Disabled members in Unison are not typical. They can work. Most disabled people cannot. Daniel never will, unless his employment is structured to his needs and he is carefully guided. So the least disabled people, along with charity managers who earn their living off the backs of the disabled, have come out with a position harmful to most disabled people - and someone who calls herself a revolutionary ends up, in the name of ‘autonomy’, supporting reactionary positions. In practice this is not autonomy, but separatism.
We all remember the famous photograph of Tony Blair with his 100 Blair babes, crooks all. This was the culmination of feminism’s fight for equal representation, a worthy aim to be sure, but not one that benefited working class women. The sisterhood even set up, with Patricia Hewitt as the convenor, a cosy little group that could wheel and deal to get the sisters favours and lobbying arrangements before Hewitt, Hoon and Byers (the £5,000 a day taxi service!) were caught with their paws in the till.
Nor is this an isolated incident. When earlier in the year I organised an open letter from over 200 people to the BBC protesting at their biased coverage of the murders on the Mavi Marmara, the ship taking aid to Gaza that was attacked by Israeli troops, Ms Conway refused to sign (unlike other SR members) because of the following paragraph:
“The BBC repeatedly referred, in its hostile questioning of returning activists, to the fact that they had ‘provoked’ the attack on them. One wonders whether a householder would also be accused of ‘provoking’ a violent burglar? It is no longer fashionable to label as ‘provocative’ women who are raped, so why then is it acceptable to describe human rights and aid workers who are murdered or wounded as ‘provocative’ for having sought to breach an illegal blockade?”
When I wrote back to Terry, who was the only woman who objected to this, pointing out it was simply an analogy, she did not respond. Is rape, like the holocaust, so unique that it is impermissible to make any comparisons or analogies with them? This is reminiscent of Zionism, but Ms Conway’s radical feminism is also a form of separatism.
We see this with particular clarity in the arrest and incarceration of Wikileaks’ Julian Assange on false ‘rape’ charges. How the ruling class uses feminism, from Afghanistan to Wikileakers, should be a source of discussion. Instead the likes of Terry Conway so lack confidence in their own positions that they seem unable to debate them. And meanwhile the woman who accused Assange is now shown to be have links to anti-Castro CIA groups. Quite a dilemma for Terry Conway and her radical feminist (spiced with socialist) politics.

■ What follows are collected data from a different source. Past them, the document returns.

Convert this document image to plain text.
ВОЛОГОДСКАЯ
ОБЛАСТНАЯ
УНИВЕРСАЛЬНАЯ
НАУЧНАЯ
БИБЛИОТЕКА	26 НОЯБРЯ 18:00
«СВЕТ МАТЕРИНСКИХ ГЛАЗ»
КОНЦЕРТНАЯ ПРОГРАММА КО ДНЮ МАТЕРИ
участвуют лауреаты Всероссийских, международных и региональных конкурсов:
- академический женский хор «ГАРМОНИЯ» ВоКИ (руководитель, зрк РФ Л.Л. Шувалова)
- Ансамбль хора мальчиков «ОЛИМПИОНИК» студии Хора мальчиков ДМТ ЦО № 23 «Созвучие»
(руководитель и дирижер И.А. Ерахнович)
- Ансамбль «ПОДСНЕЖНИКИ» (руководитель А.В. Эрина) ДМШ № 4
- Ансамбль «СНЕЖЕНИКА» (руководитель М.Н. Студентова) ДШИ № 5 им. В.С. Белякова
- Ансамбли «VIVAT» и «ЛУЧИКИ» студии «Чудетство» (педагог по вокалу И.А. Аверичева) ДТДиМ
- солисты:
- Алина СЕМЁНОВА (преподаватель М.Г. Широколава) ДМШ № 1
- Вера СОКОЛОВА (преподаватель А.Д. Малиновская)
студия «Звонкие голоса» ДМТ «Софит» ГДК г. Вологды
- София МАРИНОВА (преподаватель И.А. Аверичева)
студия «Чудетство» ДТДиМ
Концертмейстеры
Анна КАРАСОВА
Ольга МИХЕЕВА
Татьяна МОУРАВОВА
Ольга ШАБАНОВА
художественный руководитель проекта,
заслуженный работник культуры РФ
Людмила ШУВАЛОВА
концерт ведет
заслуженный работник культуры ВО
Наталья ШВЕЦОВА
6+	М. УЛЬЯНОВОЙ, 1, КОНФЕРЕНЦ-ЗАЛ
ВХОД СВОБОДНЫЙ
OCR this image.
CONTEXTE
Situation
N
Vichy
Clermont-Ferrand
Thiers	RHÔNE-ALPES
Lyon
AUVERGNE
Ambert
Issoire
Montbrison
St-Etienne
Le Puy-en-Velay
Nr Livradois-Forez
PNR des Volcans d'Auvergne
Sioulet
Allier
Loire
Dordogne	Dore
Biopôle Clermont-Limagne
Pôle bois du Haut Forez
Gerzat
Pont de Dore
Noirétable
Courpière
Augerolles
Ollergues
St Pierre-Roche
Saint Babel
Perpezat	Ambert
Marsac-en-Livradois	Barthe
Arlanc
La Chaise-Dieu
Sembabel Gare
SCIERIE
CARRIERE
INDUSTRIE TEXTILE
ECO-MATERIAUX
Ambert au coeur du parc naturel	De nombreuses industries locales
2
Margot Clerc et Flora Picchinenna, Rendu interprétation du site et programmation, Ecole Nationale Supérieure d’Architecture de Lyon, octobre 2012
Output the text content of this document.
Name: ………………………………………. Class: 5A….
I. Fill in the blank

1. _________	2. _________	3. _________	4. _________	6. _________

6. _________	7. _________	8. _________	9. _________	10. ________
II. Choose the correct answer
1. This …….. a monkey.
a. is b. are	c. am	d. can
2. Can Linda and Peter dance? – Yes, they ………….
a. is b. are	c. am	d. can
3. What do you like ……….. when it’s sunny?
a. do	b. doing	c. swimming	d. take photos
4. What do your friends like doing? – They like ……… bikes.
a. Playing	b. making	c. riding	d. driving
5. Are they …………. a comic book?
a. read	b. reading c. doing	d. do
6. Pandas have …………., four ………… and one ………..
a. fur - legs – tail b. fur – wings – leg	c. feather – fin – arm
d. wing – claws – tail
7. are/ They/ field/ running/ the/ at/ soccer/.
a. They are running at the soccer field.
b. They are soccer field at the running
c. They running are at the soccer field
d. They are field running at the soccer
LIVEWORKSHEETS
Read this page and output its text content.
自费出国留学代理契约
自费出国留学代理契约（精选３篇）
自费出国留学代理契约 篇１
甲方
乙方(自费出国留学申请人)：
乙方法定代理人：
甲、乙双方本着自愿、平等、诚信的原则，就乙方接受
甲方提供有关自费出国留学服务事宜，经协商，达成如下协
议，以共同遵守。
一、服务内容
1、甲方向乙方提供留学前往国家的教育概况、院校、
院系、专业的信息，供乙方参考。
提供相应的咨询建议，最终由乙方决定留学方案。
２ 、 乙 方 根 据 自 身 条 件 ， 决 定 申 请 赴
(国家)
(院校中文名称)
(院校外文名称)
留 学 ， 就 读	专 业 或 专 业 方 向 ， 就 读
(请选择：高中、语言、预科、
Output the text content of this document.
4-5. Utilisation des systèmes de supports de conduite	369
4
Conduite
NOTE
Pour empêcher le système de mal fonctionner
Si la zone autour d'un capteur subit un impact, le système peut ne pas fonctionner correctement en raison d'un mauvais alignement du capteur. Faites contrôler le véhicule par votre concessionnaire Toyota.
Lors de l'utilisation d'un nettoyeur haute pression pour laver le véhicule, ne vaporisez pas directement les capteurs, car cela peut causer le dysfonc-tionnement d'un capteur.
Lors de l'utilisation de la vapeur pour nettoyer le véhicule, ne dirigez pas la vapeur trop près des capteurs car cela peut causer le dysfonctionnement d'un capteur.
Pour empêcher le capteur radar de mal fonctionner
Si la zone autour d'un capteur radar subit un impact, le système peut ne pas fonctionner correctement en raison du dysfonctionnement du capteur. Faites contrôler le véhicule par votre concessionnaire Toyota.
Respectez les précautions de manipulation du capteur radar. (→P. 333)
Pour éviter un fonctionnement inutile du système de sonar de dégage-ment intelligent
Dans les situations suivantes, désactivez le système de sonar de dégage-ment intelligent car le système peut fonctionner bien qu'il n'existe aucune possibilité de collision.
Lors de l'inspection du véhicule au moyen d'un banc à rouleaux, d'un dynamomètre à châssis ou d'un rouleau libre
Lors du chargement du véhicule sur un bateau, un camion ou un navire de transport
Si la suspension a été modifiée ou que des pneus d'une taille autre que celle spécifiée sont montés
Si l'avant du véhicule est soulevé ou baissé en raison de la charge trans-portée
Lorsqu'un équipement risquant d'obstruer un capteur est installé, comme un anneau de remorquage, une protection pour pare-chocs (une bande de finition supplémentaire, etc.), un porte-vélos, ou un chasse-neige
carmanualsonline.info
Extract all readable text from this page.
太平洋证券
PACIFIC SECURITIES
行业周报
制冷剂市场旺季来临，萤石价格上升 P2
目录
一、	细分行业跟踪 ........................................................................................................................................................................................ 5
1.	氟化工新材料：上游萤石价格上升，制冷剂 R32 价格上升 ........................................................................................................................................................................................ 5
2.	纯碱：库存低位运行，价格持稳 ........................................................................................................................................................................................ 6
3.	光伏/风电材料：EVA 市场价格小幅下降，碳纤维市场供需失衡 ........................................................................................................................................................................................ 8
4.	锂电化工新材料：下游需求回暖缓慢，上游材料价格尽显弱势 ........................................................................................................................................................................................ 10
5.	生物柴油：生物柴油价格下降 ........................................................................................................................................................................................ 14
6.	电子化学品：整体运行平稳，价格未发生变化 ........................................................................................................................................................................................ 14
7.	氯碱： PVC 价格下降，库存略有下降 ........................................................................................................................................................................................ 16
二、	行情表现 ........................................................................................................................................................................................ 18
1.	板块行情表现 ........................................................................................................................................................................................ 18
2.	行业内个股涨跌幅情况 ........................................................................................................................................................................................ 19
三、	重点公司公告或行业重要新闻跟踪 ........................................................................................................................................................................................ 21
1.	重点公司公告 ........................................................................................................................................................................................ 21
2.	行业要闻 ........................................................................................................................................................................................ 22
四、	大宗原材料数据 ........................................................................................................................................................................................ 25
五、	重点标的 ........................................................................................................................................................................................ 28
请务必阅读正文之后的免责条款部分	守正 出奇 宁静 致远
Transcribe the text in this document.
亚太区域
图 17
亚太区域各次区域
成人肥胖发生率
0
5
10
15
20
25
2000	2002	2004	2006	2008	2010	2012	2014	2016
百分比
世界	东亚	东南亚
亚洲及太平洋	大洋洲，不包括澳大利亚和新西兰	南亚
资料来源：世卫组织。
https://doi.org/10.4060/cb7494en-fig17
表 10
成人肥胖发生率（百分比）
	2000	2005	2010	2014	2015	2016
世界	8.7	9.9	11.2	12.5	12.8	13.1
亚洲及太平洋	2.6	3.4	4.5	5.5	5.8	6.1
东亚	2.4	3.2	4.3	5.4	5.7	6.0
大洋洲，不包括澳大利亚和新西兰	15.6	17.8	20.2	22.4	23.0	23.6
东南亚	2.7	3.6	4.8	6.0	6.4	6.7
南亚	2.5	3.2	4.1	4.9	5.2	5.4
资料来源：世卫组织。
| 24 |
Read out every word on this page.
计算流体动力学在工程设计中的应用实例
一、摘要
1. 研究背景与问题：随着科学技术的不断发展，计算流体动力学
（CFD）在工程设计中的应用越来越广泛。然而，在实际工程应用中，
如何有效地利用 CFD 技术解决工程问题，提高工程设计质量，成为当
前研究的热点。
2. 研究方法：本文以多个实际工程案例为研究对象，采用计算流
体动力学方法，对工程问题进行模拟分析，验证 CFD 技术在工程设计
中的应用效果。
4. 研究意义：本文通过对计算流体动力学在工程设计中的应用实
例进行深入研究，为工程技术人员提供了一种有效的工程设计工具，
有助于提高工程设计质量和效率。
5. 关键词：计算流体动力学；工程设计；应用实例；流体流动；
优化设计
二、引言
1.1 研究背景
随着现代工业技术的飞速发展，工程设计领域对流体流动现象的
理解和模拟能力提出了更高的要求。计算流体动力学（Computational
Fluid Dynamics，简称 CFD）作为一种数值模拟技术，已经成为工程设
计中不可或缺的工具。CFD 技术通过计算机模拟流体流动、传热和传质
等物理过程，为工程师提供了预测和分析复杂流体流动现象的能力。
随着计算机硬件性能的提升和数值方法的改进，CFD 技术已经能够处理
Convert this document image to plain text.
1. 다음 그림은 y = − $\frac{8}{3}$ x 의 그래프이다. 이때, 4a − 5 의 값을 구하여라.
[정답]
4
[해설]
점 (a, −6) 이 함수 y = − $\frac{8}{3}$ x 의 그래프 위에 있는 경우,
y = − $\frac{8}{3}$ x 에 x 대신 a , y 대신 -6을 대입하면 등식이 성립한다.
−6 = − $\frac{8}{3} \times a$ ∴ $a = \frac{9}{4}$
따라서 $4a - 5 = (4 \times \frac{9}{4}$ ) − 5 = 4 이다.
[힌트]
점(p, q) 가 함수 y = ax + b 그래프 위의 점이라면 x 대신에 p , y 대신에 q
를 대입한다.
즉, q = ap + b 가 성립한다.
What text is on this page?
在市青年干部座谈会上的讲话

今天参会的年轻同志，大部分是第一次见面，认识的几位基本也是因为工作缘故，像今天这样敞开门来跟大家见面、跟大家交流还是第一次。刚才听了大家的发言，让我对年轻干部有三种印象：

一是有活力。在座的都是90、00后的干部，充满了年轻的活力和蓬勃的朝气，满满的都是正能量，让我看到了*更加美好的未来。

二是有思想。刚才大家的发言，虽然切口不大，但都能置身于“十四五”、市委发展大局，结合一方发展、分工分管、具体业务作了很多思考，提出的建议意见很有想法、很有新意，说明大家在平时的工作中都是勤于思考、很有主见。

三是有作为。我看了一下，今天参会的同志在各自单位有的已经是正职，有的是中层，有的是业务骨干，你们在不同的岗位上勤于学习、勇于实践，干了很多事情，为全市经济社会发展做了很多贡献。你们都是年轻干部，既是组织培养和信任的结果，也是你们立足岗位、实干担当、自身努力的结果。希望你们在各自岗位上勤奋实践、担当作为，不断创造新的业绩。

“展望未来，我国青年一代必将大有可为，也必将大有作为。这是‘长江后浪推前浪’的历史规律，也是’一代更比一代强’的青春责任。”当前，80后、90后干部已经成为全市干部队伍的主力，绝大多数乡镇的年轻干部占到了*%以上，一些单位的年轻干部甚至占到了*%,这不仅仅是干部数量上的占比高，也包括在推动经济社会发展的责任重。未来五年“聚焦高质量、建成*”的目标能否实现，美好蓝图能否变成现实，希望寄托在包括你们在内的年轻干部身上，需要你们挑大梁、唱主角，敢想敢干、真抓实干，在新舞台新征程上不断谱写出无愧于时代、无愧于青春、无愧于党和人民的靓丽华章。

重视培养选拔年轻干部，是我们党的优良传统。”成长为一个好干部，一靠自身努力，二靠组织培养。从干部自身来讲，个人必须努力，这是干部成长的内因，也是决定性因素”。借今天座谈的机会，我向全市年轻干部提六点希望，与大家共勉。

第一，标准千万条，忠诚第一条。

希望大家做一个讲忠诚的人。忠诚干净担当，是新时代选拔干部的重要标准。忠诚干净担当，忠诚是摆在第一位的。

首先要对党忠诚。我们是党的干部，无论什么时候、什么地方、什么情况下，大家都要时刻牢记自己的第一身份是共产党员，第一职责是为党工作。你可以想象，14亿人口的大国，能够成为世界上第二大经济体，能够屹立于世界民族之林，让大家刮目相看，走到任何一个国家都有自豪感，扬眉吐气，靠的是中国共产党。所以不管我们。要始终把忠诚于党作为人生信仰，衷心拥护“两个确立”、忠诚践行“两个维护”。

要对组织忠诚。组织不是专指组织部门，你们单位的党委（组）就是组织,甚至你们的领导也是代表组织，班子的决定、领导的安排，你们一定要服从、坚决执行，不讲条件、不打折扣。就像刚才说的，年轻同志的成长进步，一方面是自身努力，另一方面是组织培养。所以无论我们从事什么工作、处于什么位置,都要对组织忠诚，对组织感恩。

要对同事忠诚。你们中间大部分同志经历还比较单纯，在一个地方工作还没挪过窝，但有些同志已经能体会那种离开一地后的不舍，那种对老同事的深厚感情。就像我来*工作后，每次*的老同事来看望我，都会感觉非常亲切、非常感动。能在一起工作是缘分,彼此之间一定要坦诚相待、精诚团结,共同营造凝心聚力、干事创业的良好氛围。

Terry Conway is not a corrupt member of New Labour. But the politics of balancing class and particular social oppressions is too much for her. Whereas Socialist Action merely gave up and dumped class, Terry and SR are still valiantly trying to ride two horses. And in the process autonomous groups are considered to be one homogenous mass. They have no class differentiation. This is where the absurdity of the politics of ‘the movements’ leads - to a de facto alliance with the right wing in Unison.